The Internet and World Wide Web (collectively the “Web”) continues to grow at a rapid pace. This growth has been, and continues to be, aided by the standardization of the vast amount of content that is available through the Web. Growth of the Web means not only that new electronic documents, i.e., markup language documents and other digital content, are being added on a daily basis, but also that existing electronic documents continue to change and evolve over time.
Presently, there is no standard way of capturing and/or representing changes that have been made to electronic documents over time within a Web-type of environment. Some available technologies facilitate the publication of different versions of a given document. Languages such as Hypertext Markup Language (HTML), Rich Site Summary (RSS) and Atom feeds, and Wikipedia, for example, facilitate the publication of different versions of documents. These technologies, however, lack the ability to explicitly illustrate the chronology of changes implemented in moving from one version of an electronic document to the next. Instead, they capture the before and after states of documents in the form of versions. In other words, these technologies do not provide a formal way of describing the “work” that produced the new or revised version of the electronic document. Accordingly, when viewing the Web at a given point in time, one is presented with a snapshot of the data as it exists at that moment, without any historical context or perspective relating to the modifications that have been made to the data over time.
Some proposed solutions for illustrating document change histories have involved the extension of existing languages. Such solutions have several disadvantages.

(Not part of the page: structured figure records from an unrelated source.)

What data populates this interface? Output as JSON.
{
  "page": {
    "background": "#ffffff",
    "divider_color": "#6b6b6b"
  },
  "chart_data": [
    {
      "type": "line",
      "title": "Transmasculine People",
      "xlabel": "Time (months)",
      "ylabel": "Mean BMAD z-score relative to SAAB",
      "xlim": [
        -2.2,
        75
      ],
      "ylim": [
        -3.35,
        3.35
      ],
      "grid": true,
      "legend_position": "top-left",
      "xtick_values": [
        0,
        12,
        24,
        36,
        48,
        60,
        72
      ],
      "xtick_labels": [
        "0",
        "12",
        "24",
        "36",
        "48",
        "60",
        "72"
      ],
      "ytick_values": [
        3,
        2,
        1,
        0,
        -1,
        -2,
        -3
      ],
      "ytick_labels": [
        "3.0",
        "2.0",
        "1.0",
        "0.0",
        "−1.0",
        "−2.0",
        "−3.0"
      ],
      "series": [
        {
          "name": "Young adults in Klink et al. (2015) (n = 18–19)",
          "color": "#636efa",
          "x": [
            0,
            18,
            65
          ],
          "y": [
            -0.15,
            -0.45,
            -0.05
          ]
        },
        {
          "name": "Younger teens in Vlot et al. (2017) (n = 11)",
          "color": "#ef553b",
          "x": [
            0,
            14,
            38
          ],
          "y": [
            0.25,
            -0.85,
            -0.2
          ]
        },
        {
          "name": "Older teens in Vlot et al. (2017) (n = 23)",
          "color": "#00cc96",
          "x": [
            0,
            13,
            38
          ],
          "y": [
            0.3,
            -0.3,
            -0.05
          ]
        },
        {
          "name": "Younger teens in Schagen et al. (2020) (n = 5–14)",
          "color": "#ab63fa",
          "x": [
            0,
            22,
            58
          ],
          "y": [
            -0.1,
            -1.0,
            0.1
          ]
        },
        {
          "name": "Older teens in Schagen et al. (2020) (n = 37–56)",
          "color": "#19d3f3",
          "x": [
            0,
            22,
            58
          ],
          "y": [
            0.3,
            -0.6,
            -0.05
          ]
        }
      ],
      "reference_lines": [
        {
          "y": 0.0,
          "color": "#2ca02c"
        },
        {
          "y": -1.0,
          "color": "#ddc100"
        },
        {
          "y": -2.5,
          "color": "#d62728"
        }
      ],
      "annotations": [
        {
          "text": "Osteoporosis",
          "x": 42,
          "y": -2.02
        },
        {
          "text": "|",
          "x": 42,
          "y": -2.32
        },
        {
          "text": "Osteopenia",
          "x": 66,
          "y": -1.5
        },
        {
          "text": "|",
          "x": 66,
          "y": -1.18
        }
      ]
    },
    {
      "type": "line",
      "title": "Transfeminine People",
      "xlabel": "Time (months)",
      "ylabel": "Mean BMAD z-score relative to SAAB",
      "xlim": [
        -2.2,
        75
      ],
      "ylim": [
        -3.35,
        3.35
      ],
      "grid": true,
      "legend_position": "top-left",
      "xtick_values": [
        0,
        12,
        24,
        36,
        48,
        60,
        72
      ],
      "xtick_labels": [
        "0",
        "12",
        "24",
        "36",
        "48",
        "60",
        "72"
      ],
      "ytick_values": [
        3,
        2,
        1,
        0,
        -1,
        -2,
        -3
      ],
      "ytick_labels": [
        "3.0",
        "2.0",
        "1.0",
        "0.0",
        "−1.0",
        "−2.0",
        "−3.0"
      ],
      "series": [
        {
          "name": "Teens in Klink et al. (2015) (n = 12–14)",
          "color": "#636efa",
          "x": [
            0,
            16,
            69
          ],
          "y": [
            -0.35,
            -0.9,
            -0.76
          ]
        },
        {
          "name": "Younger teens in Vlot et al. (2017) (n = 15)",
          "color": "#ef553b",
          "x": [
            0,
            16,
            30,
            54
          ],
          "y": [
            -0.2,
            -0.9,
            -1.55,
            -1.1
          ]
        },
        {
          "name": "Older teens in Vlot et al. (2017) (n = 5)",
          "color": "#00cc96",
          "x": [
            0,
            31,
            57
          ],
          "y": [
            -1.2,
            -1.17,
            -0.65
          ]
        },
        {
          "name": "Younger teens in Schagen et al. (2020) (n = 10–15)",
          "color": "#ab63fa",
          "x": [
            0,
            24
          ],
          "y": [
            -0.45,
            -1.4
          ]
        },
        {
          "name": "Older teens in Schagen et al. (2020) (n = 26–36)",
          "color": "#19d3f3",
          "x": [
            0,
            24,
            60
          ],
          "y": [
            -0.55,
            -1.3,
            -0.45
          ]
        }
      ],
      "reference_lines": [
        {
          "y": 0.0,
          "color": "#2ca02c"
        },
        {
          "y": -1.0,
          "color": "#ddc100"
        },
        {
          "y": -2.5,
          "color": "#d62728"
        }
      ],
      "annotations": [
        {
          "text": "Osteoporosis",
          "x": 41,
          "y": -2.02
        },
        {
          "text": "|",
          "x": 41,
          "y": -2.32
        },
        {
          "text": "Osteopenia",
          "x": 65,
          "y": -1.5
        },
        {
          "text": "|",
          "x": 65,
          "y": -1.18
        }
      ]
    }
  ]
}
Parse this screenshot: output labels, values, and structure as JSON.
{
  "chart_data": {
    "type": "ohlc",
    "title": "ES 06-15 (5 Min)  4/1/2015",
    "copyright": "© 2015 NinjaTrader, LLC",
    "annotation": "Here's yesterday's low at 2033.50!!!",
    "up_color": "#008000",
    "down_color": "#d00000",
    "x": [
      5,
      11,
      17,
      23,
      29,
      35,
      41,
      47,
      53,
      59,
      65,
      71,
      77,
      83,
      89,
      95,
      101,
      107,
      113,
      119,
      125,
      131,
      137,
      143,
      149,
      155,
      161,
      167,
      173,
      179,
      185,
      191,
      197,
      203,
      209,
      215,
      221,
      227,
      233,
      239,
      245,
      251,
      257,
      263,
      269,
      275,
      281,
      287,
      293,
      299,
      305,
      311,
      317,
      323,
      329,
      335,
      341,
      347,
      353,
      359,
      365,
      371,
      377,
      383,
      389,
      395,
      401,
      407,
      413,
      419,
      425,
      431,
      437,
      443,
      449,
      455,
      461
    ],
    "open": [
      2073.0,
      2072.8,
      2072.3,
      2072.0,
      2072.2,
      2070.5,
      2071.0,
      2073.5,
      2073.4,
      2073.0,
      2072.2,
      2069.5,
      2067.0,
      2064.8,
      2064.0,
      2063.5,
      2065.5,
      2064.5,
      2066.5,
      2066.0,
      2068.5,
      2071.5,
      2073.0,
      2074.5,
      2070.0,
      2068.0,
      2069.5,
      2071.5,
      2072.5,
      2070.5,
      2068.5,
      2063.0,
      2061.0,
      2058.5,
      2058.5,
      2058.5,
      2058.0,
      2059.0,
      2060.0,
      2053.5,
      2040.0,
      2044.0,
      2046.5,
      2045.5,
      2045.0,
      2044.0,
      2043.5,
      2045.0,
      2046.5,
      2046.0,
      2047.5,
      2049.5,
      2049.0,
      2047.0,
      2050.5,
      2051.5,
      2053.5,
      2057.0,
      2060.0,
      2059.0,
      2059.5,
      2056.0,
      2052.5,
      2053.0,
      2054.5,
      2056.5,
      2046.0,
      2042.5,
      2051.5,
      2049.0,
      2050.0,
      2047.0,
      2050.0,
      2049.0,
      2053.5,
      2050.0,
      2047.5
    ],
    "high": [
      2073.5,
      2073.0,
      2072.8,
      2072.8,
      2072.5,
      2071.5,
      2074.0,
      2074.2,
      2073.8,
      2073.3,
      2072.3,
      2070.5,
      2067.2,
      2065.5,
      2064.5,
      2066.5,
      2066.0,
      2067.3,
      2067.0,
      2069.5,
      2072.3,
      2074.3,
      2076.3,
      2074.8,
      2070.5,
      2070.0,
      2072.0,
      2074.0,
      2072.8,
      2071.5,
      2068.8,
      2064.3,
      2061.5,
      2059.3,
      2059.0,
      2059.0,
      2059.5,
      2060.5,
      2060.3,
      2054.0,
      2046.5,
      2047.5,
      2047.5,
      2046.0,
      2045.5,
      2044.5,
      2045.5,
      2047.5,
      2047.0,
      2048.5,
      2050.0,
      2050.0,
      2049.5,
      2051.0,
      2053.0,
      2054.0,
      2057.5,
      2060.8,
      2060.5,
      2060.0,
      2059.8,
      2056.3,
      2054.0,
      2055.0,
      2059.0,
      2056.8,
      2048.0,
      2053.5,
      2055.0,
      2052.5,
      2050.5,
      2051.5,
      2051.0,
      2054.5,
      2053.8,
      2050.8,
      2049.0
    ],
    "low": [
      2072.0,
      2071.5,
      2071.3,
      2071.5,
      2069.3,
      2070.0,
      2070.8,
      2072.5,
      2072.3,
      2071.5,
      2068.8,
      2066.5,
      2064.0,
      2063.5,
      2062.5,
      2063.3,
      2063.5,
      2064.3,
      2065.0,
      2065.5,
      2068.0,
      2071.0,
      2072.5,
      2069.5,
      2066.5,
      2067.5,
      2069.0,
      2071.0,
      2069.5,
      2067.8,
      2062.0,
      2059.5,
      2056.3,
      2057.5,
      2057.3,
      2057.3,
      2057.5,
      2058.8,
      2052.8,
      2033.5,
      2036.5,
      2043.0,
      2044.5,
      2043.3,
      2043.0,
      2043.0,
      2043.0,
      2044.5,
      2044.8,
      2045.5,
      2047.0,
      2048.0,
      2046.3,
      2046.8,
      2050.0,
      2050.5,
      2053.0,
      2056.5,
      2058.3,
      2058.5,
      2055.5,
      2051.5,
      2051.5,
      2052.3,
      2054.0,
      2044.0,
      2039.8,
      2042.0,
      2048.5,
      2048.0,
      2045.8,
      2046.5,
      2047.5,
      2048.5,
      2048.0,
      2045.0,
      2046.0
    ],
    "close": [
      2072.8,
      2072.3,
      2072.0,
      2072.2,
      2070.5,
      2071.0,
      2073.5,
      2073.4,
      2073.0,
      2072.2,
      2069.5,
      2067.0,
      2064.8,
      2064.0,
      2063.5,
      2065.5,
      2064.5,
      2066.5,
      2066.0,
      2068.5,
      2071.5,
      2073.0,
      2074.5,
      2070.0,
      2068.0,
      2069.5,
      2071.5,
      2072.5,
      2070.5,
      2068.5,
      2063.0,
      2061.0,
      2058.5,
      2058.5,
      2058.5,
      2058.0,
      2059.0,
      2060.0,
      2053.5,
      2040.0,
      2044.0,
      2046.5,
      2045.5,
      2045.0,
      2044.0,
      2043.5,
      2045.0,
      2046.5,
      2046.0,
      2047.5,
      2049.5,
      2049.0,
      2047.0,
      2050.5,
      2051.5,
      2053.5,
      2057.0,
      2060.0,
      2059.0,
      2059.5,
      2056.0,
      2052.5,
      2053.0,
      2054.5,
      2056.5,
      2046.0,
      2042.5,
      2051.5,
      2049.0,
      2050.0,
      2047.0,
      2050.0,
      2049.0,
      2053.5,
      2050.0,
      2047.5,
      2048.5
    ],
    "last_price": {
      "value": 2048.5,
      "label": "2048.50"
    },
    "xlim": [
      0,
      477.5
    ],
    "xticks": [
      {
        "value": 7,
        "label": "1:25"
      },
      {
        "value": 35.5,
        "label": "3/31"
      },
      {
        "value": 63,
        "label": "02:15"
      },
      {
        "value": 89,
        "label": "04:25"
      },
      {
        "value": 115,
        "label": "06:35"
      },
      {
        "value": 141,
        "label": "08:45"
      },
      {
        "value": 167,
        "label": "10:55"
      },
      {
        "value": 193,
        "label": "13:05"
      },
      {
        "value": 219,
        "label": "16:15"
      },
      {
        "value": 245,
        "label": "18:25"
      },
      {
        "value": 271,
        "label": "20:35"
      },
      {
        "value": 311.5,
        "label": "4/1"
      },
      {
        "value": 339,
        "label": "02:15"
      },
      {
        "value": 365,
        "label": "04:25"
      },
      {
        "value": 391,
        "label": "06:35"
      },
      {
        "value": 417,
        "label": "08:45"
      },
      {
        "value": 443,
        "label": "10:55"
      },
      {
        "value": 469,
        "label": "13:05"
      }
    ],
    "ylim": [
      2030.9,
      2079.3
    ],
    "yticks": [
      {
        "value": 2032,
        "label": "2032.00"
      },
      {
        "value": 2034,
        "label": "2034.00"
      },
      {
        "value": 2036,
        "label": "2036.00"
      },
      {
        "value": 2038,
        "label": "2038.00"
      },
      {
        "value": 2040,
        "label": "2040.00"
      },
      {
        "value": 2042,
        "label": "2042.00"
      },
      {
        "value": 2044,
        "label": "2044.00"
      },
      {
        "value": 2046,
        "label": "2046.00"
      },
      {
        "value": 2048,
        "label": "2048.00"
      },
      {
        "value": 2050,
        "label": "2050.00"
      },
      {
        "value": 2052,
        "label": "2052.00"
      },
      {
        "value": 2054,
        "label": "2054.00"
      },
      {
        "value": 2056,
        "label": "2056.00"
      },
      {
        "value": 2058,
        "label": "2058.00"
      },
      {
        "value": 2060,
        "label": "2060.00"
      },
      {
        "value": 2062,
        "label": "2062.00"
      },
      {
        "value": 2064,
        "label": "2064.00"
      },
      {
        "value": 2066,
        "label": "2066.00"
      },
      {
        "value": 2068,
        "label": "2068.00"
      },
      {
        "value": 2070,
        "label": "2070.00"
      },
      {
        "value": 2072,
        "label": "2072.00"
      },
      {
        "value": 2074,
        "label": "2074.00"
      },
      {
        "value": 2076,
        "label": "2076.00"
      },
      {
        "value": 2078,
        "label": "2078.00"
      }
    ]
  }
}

One disadvantage is that any change data that may be specified becomes commingled with the original electronic document. This can cause the original electronic document to become bloated in size and further alters the context of the original data in the electronic document. Moreover, a system that embraces extensions must be defined for each different language that is to be “extended”. This results in the implementation of many different solutions for a single problem, i.e., one solution for each language to be extended. Still other solutions communicate change data, but lack a mechanism for persistently storing the change data in a useable form that can be used for subsequent processing or application to electronic documents.